I grew up in a working-class family in western Maryland. I was the first person in my family to graduate from college. But I had started my career in media right out of high school and went on to work in the industry for almost two decades. After I lost a close friend to cancer, I changed careers to help others through music therapy, working in that industry for another decade until my position was eliminated at the beginning of the recession.
But I still had a mortgage, and the bills didn’t stop coming in. Meanwhile, my partner of 15 years got sick and developed cancer. I picked up the tab for his medicines and treatments along the way.
I did what other people in my position would have done; I took a job with a huge pay cut. My new job didn’t allow me to take care of my sick partner, and I couldn’t balance work and home life. His disease progressed and I needed to spend more time with him and was consequently let go from my job.
After my partner lost his battle with cancer I lost energy and motivation. I didn’t have the money left for both food and bills. I was literally counting out pennies every night and putting them in jars to save everything I could. But even the pennies eventually ran out.
I started going to the food pantry. Every time I went, they would ask, “Do you have FoodShare?” I always thought the next job was just around the corner. But it wasn’t. I took the plunge and got FoodShare so I could afford fruits, vegetables and my medicines again.

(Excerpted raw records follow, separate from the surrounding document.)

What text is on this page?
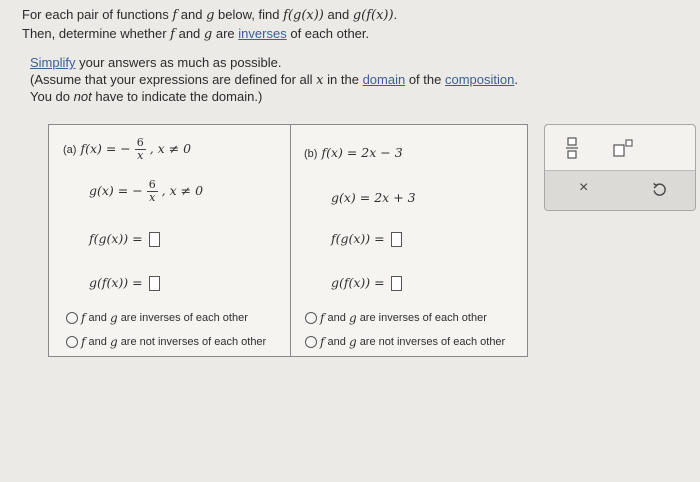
For each pair of functions f and g below, find f(g(x)) and g(f(x)).
Then, determine whether f and g are inverses of each other.
Simplify your answers as much as possible.
(Assume that your expressions are defined for all x in the domain of the composition.
You do not have to indicate the domain.)
(a) f(x) = − $\frac{6}{x}$ , x ≠ 0
g(x) = − $\frac{6}{x}$ , x ≠ 0
f(g(x)) =
g(f(x)) =
f
and
g
are inverses of each other
f
and
g
are not inverses of each other
(b) f(x) = 2x − 3
g(x) = 2x + 3
f(g(x)) =
g(f(x)) =
f
and
g
are inverses of each other
f
and
g
are not inverses of each other
×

I found community and support at my local food co-op, which is needed when I struggle week to week. I walk everywhere these days. I save my bus tickets in case I get an interview and make sure I have enough money in my bank account to cover the $4.00 minimum. Sometimes that’s making a $2 cash deposit just to stay in the black.
I have worked hard my whole life. I felt I did things the right way and still ended up worrying about having enough food.